Back in 1937, Gibbs was making $612 a year, while white teachers with the same education received $1,176 a year, which was “almost double,” Buglass said.
Even white janitors were paid more than African Americans who taught in the colored schools, Buglass said.
Marshall, who lived in Baltimore and got his law degree from Howard University in 1933, never lived in Montgomery County. But the case intrigued him, according to Buglass, because Marshall saw it as a way toward achieving total integration in education.
He dreamed of a world where black children had the same educational materials and volumes of books that white students already had.
Marshall argued Gibb’s case before a board of judges. Instead of arguing against the current law of separate but equal, Marshall cited the 14th Amendment, which said all American citizens are equal.
The judges ruled unanimously that the case should go forward, and the matter was soon settled out of court, with the board of education agreeing to raise Gibbs’ salary to what white teachers make over a two-year period.
Marshall continued his fight for civil rights throughout Maryland and the entire country and eventually led the successful charge in Brown v Board of Education. As a result, American schools were integrated.
Montgomery County went on to become the first county in Maryland to completely end school desegregation, although that didn’t happen until 1961.
However, education for black students began improving in the 1950s when more modern elementary schools were built for them that were “generally on a par with white schools,” Buglass said.
A marker commemorating the Gibbs case currently sits in front of the vacant Rockville courthouse, but Buglass said the historical society is “working to get a better marker there.”
He explained, “To me, it’s just a remarkable story, right here in Montgomery County, to argue this case.”
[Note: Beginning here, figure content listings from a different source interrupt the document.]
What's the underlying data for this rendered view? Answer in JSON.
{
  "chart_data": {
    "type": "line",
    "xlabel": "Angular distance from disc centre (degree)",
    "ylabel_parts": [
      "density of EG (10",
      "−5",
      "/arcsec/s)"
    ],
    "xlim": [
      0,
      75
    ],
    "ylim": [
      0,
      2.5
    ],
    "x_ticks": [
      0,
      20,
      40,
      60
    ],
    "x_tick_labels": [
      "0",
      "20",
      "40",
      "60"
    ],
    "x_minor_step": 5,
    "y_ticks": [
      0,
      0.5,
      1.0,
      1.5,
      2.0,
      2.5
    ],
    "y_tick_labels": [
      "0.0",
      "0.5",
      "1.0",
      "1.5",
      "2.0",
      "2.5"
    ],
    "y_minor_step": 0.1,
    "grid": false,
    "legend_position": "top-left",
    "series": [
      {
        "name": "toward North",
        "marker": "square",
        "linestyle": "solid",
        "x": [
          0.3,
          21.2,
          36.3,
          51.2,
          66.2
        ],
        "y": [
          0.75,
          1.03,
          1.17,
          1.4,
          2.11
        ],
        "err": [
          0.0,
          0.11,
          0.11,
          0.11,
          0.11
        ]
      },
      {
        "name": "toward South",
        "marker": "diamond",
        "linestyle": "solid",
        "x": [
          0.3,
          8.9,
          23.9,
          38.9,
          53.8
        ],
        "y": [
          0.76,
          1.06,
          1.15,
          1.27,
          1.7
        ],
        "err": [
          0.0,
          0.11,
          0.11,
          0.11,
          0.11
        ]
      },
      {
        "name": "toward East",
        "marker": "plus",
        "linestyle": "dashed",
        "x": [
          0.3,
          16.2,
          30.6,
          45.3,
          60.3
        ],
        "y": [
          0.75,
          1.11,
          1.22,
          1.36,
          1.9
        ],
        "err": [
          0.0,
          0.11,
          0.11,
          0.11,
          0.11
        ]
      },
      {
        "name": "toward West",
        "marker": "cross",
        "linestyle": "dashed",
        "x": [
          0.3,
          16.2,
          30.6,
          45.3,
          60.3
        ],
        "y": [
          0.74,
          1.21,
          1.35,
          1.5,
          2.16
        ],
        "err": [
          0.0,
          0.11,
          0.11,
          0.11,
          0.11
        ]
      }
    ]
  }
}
Marshall’s work with Gibbs “is considered the very first victory in segregation in kindergarten through twelfth grade public education,” Buglass said, adding, “That was his only appearance here in Rockville.”
The William B. Gibbs Jr Elementary School in Germantown was named in Gibbs’ honor.
Marshall lived from July 2, 1908 to January 24, 1993. He was appointed to the U.S. Supreme Court in 1967. Following his nomination by Pres. Lyndon Baines Johnson, Marshall faced stiff opposition from some members of both political parties. He went on to be confirmed by a vote of 69 to 11.
“By and large, Thurgood Marshall was known for his civil rights work, thus earning him the name ‘Mr. Civil Rights,’” Buglass said, noting there was a movie documentary on Marshall bearing that title.
In that documentary, U.S. Supreme Court Justice Elena Kagan, who clerked for Marshall, called Brown v. Board of Education historic. “I don’t know of a legal decision in this country that was greater,” she said in the documentary.
Marshall went on to fight for the underdog throughout his lengthy judicial career.
And he spoke with the conviction of someone who knew injustice. Even Marshall was deemed unfit for all-white schools. He attended law school at Howard University when the University of Maryland did not accept colored students.